A perspective on the recent outage of Microsoft Windows systems running Crowdstrike's Falcon, and how a comprehensive configuration scanning solution is the key to preventing this and similar issues.
As outlined in a previous article, the most effective way of staying ahead of the CVE curve is to update regularly. Some software vendors handle this on your behalf, and for others, it is your responsibility. In the former case, in theory, you will always stay up to date as the vendor views it as their responsibility that you stay up to date, that nothing crashes and all edge cases are considered. It is also the greatest assurance that you’ll have the latest version of any specific software. In the “good” news: All banks, airlines, hospitals, etc. that were affected by the recent outage caused by Crowdstrike on Microsoft systems did their updates timely… unfortunately, all at the same time ;-)
Those who were affected updated their Crowdstrike at the same time and due to a faulty update, all systems went down simultaneously. While we are certainly in favor of timely updates, this particular series of events caused an absolute disaster.
Based on the recommended remediation steps, one can clearly see what the culprit was: An ill-formatted update script which caused an over-privileged module on the system to crash and move the system into a blue-screen of death. We all know that it's been many, many years since software was delivered or even operated through a local machine via hard-drives and/or CDs, DVDs or going *way* back floppy disks. There is now always an external piece of infrastructure involved, and it needs to be configured. Additionally, the update/patch file that’s distributed needs to be judiciously double-checked.
Companies like Crowdstrike and Microsoft are clearly doing everything in their power to ensure their systems run and that they are stable. The current best practices are code-scanning, testing in all flavors (integration, unit and behavior), basic cloud security scanning on the infrastructure layer, and some CVE discovery. There are many more configurations at all layers, but these are most of the time not considered.
In the update process for this driver, there was likely code which was dutifully scanned, it passed all the tests on the testing systems and was deemed ready for release. After that, a (hopefully automated) process was started to distribute the update to customers. That last piece, and the applications with their configuration involved, are currently blind-spots in the scanning-landscape for most companies.
Let’s start at the faulty update files. From the discussions, it appears that these files were customized for each customer. Verifications of those and having custom policies (CoGuard Documentation) is absolutely essential.
Besides that, the update mechanism process did something that is a known and unfortunately a common misconfiguration in such an update system: Not enabling a staged update.
In lay-man’s terms: This means not pushing the update out all at once, but segmenting the systems and beginning with a small percentage of them. If the updates are successful there, push it out to a larger percentage until you reach 100%.

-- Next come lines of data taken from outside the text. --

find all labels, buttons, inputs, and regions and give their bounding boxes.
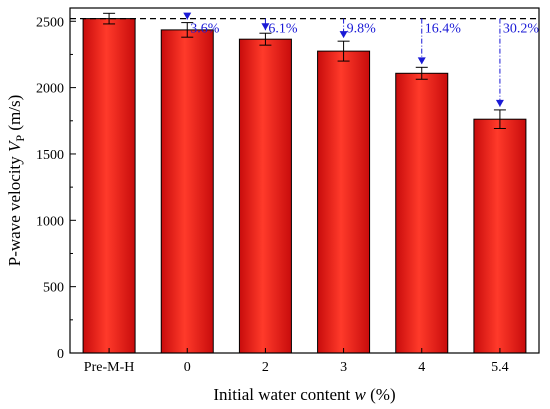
y-tick-label-3: 1500 bbox=[36, 148, 64, 163]
bar-1 bbox=[160, 29, 214, 354]
y-tick-label-2: 1000 bbox=[36, 214, 64, 229]
plot-frame bbox=[69, 7, 540, 354]
reduction-arrowhead-2 bbox=[261, 23, 270, 31]
bar-3 bbox=[317, 50, 371, 354]
x-axis-label: Initial water content w (%) bbox=[213, 385, 395, 404]
reduction-label-5: 30.2% bbox=[503, 22, 539, 37]
y-tick-label-0: 0 bbox=[57, 347, 64, 362]
reduction-label-3: 9.8% bbox=[347, 22, 377, 37]
bar-5 bbox=[473, 118, 527, 354]
reduction-arrowhead-3 bbox=[339, 31, 348, 39]
bar-0 bbox=[82, 18, 136, 354]
bar-2 bbox=[238, 38, 292, 354]
x-tick-label-0: Pre-M-H bbox=[84, 360, 135, 375]
reduction-label-1: 3.6% bbox=[190, 22, 220, 37]
x-tick-label-3: 3 bbox=[340, 360, 347, 375]
y-axis-label: P-wave velocity VP (m/s) bbox=[5, 95, 27, 266]
reduction-label-2: 6.1% bbox=[268, 22, 298, 37]
reduction-arrowhead-1 bbox=[183, 12, 192, 20]
x-tick-label-4: 4 bbox=[418, 360, 425, 375]
bar-4 bbox=[395, 72, 449, 354]
y-tick-label-1: 500 bbox=[43, 281, 64, 296]
y-tick-label-5: 2500 bbox=[36, 15, 64, 30]
x-tick-label-1: 0 bbox=[184, 360, 191, 375]
x-tick-label-2: 2 bbox=[262, 360, 269, 375]
x-tick-label-5: 5.4 bbox=[491, 360, 509, 375]
y-tick-label-4: 2000 bbox=[36, 82, 64, 97]
reduction-arrowhead-4 bbox=[417, 57, 426, 65]
reduction-label-4: 16.4% bbox=[425, 22, 462, 37]
reduction-arrowhead-5 bbox=[495, 99, 504, 107]
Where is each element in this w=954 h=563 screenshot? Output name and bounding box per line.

The fact that their system was apparently not configured to perform staged/rolling updates to the connected systems should have been flagged by an automated scanning tool that considers configurations. But this level of configuration checking on the application layer seems to have not been implemented for them. And that is the main problem here: Wherever there is a configuration to scan, one should certainly scan the configuration. If the setup with its settings of that update system would have been scanned, this issue would have caught the attention of the developers. There are best practices and security considerations at every layer, and only automated tools have the ability to consider all of them.
Systems and code are massively complicated. That is why automated checkers are absolutely critical, and this is exactly why CoGuard exists. This is the BIG problem we solve in an elegant and simple way. Most companies have mastered code quality by using tools like SAST, DAST and Fuzzing but the same quality standards with automated checking do not apply to the other critical piece of modern software: The attached infrastructure. We enable you to apply the same attention that we give code-quality to deployment and application dependency configuration management. Even if you’re running software that is highly customized, we can help you create bespoke policies that ensure best practices with every commit. Scanning configurations is as paramount to the stability and security of your software as scanning your code. It’s absolutely crucial that you are doing this with the same enthusiasm and vigor as you do when scanning your code.